Made to Suffer

The professor speaks to me of pain while twisting it into a kind of pleasure which is not a new sensorial experience for me, but is new to have someone attempt to explain it in such clinical terms. Intrigued, I close my mind to all other thought and listen with marked attention. There is a blurring of boundaries which takes place both inside of his mind and inside of my own as he describes the body’s natural responses to stimulus, both hurtful and enjoyable, defining each as ‘punishment’ or ‘reward.’ I watch his eyes, flashing almost imperceptibly when he uses certain terms. Like ‘administer’ and ‘the subject’ and ‘threshold.’ Taking a sip of water to quench my thirst and attempt to cool the heat beginning to simmer in my veins, I slide a wet finger across my lower lip and take a note down in my notebook. It is the separation which is the illusion. It is the labeling of a feeling such that categories may be constructed to fit inside a mind which is instinctively fearful of discomfort. How we fear and crave discomfort in the same sweaty breath which holds the heart and mind suspended above the mundane human experience, elevates us for a few heavenly moments into the divinity which expands beyond the body, only rarely accessible through it.
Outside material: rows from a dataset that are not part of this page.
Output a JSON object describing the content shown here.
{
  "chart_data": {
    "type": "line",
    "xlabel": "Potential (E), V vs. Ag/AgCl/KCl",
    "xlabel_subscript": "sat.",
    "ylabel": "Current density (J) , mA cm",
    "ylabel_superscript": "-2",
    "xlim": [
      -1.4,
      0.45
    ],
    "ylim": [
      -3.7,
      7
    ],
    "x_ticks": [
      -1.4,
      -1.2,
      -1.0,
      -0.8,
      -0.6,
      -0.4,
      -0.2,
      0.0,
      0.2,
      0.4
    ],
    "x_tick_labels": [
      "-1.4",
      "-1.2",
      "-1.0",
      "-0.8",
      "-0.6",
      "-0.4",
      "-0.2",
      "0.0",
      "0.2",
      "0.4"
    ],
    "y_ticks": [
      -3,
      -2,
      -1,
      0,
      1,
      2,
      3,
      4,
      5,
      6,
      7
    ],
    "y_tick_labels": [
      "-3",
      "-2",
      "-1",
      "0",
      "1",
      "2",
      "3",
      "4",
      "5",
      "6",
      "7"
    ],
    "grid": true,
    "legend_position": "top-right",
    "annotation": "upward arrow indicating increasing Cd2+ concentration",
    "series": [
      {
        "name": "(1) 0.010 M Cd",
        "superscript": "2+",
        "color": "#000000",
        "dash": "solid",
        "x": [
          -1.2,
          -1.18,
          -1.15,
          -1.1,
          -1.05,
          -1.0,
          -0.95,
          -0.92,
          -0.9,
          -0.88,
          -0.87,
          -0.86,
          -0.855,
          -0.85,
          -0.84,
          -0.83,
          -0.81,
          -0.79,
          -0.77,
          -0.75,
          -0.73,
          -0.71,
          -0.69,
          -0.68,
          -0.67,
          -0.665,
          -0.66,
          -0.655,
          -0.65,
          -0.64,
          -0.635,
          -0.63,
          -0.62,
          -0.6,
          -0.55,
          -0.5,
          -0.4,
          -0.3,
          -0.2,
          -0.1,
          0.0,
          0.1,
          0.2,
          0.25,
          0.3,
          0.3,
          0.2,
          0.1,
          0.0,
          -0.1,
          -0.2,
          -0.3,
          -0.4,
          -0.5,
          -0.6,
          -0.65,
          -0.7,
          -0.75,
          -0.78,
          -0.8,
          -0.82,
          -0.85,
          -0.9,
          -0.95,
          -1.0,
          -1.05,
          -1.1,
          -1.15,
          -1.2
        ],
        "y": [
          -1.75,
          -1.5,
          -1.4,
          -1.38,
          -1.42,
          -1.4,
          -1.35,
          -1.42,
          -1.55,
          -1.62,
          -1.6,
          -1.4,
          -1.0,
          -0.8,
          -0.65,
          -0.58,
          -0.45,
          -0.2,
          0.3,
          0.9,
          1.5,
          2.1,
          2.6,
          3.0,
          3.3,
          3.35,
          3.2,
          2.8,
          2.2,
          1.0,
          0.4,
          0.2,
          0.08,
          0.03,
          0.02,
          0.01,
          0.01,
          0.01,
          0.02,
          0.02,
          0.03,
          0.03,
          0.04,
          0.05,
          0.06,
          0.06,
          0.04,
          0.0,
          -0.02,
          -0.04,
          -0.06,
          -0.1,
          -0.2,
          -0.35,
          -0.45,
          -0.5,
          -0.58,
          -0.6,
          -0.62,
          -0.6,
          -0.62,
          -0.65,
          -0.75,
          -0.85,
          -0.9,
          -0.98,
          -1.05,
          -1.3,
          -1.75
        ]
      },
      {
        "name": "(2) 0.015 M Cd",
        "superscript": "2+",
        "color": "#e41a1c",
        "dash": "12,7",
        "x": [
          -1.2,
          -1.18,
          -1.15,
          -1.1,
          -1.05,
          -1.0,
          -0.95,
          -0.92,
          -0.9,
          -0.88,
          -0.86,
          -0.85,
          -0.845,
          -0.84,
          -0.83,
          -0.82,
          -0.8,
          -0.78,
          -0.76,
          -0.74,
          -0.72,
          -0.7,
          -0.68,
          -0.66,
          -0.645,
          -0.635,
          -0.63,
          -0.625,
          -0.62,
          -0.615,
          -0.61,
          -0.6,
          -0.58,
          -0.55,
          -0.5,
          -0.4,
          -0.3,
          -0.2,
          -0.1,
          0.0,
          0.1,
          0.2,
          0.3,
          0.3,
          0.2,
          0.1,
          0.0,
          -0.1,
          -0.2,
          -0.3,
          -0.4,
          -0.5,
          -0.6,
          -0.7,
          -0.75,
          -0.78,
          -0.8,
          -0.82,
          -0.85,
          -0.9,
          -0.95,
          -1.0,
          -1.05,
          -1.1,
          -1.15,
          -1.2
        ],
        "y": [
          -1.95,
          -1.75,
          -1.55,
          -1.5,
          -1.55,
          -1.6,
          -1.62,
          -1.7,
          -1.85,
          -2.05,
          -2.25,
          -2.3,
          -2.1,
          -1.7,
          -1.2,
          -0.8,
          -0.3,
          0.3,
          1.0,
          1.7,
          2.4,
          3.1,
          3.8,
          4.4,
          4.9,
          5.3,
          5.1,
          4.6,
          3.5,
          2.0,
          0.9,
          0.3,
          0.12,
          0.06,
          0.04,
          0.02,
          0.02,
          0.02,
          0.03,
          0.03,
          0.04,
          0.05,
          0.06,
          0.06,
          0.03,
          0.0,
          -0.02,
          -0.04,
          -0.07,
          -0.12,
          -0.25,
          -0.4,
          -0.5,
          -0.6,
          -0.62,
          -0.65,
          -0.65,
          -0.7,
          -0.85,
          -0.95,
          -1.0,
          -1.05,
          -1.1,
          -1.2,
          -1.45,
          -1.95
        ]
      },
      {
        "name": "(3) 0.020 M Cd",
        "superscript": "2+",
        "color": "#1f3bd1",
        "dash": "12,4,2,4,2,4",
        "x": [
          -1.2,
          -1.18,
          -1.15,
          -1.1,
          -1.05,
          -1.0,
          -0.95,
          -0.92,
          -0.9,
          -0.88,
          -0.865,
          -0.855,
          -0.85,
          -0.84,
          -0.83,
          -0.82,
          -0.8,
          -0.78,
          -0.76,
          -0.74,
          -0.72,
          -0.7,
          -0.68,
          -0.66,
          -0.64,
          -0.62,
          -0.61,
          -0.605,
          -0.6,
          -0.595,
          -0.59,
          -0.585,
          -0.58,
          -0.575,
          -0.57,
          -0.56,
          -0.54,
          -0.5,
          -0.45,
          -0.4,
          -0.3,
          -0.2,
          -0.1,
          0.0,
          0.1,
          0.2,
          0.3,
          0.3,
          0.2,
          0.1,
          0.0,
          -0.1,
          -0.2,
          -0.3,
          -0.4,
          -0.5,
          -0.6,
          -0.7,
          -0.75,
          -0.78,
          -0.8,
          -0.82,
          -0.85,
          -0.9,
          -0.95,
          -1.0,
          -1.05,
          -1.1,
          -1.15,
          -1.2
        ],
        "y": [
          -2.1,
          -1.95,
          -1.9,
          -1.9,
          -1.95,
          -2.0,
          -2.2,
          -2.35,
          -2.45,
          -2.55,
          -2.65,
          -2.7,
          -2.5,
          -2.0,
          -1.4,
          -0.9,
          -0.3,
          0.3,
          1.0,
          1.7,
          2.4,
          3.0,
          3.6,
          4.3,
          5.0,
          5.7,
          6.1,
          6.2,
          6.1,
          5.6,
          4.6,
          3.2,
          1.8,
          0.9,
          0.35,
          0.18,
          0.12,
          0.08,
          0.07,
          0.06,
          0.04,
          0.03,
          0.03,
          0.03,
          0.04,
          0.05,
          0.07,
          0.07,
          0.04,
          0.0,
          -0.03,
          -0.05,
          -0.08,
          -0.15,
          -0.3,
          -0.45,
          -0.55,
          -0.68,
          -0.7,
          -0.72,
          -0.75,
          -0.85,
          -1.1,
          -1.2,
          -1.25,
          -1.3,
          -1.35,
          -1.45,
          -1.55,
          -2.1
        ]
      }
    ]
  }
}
Forcing myself to concentrate on this man’s teachings, I observe the slowness with which he crosses the room in front of me, setting a pace, a rhythm, the deliberate pattern of his steps a metronome back and forth rustling a fire beneath my blossoming curiosity.  Perhaps to suffer is a prerequisite for euphoria, not entirely apart from it, some kind of distorted abundance. A terrible excess. To suffer is to feel deeply everything except the thing you most desire to feel. As a lover suffers the undesired absence of both the pleasure and the pain inflicted by her object of affection. It is the void which is the gaping, the ache, the mystery. As a poet suffers for the word. For the ache of being made aware that the word is there, just beneath the surface of her own skin, yet cannot be touched.